I get a kick out of seeing the name of a town that I know printed on the product: a town in British Columbia cited for having raised the blueberries I sprinkle on my morning cereal, which in turn was from a company in my home town in La Jolla.
Aiming to be a locavor, or one who only eats locally grown products is a good thing; I believe in supporting my immediate neighbors as much as possible. But there still is some quite good about recognizing the global unity of food production.
Anyway, I decided to post about this topic as I was drinking some tea this morning. It was a nice green tea, with roses and hibiscus and cherry blossoms and such. The thing is that just recently I have discovered that my level of tea sophistication is a lot lower than I had imagined.
I was searching for a resource for a good oolong, when I came upon THIS site. (click on each picture to get more details about each tea. No really...take a moment and explore a bit...you will be amazed.)
The site's home page.HERE
Oh my goodness.
Suddenly I realized I was like the high school kid who has been swilling Boones Farm Strawberry Hill and thinks they are totally knowlegeable about wine.
I know nothing...nothing! about tea. I know even less about the geographic areas of tea production.
But soon, very soon, I hope to remedy that fact.
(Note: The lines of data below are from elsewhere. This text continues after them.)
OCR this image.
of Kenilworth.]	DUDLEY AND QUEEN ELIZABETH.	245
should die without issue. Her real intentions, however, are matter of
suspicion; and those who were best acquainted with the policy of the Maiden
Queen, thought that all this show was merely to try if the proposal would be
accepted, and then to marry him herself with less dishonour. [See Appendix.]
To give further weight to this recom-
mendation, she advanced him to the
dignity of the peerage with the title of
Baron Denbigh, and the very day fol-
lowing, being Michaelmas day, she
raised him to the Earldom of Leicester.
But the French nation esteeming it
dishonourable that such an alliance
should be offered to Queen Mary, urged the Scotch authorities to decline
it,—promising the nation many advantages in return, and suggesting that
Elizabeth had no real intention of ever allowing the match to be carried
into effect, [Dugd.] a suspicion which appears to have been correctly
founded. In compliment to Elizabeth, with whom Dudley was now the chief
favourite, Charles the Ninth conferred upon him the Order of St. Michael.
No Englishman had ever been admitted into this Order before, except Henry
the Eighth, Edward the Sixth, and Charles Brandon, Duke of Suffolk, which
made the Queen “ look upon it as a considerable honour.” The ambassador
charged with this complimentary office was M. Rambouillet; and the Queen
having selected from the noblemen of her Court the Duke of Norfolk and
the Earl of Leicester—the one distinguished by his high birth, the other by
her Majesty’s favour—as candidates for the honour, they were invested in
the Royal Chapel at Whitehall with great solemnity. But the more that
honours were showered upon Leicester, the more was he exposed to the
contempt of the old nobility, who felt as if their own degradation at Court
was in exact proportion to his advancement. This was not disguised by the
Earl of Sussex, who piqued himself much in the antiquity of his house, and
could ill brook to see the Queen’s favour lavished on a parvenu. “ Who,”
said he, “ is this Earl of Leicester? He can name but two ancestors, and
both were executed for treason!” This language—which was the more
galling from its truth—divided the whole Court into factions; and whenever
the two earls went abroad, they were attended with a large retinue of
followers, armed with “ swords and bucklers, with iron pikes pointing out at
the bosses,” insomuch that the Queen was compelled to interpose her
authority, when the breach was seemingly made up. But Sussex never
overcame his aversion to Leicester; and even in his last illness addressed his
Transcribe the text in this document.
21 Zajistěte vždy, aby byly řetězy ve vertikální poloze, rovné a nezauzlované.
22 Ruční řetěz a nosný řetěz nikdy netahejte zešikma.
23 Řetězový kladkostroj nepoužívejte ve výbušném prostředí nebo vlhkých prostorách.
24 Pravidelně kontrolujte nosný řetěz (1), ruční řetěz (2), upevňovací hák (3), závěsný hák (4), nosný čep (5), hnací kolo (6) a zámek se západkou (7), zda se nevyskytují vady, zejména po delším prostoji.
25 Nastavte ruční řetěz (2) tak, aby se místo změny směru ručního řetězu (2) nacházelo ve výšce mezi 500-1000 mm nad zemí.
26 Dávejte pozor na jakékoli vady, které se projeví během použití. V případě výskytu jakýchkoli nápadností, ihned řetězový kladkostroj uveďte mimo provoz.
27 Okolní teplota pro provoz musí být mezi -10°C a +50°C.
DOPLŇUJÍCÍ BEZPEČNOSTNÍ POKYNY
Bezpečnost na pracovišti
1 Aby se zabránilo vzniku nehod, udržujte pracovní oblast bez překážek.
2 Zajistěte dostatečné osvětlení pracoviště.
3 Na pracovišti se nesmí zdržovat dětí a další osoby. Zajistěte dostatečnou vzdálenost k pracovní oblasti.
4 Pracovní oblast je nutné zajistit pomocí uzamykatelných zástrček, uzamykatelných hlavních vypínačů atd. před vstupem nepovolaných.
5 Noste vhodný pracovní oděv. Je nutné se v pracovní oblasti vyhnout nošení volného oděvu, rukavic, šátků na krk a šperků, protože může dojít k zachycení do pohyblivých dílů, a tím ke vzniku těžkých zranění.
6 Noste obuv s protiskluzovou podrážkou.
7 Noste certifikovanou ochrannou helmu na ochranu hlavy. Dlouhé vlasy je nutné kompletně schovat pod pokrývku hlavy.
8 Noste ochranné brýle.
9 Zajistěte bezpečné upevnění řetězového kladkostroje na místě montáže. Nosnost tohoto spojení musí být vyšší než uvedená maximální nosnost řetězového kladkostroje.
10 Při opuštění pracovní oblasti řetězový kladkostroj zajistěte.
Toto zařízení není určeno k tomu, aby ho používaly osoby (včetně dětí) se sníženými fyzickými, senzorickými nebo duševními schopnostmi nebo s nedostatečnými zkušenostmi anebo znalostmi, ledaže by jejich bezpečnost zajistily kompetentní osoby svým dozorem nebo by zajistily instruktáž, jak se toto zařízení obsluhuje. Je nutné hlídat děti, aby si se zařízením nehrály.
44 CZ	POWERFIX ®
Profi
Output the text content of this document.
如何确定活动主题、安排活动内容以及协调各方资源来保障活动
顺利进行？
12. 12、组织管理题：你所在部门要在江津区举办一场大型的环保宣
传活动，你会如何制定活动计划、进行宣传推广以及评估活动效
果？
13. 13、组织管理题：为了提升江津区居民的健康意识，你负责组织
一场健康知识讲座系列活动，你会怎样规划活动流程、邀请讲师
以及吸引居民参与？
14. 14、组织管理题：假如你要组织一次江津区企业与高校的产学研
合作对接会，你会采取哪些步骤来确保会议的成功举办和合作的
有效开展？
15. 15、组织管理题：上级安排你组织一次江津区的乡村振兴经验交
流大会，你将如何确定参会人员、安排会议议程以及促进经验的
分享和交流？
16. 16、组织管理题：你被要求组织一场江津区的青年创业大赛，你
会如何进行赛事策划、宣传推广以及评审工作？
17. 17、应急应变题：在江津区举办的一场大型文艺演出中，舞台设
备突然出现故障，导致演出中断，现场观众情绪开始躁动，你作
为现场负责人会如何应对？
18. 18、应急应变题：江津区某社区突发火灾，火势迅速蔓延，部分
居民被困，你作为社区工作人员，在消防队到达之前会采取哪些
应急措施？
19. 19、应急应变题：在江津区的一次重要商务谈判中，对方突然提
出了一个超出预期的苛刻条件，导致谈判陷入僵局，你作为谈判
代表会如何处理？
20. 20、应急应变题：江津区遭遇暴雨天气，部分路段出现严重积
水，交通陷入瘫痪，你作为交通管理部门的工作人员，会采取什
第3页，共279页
Do tell: I am the only one who was clueless about artisan teas? Have you ever steeped a cup of Monkey Picked or Dragon Ball tea? Or savored a cup of Hairy Crab Oolong with a friend?
Does the idea of paying $50 for a quarter pound of tea leave you shaking your head? (Even though a quarter pound of such tea will result in many more servings than a $50 bottle of fine wine.)
The antioxidant value of red wine has been praised as being good for one's health; the antioxidant value of tea is the same or better with a lot less calories.
Something to ponder. Maybe being a wine snob will eventually be inferior to being a tea snob.
And at least I can drink tea at work...which I am running late for as usual!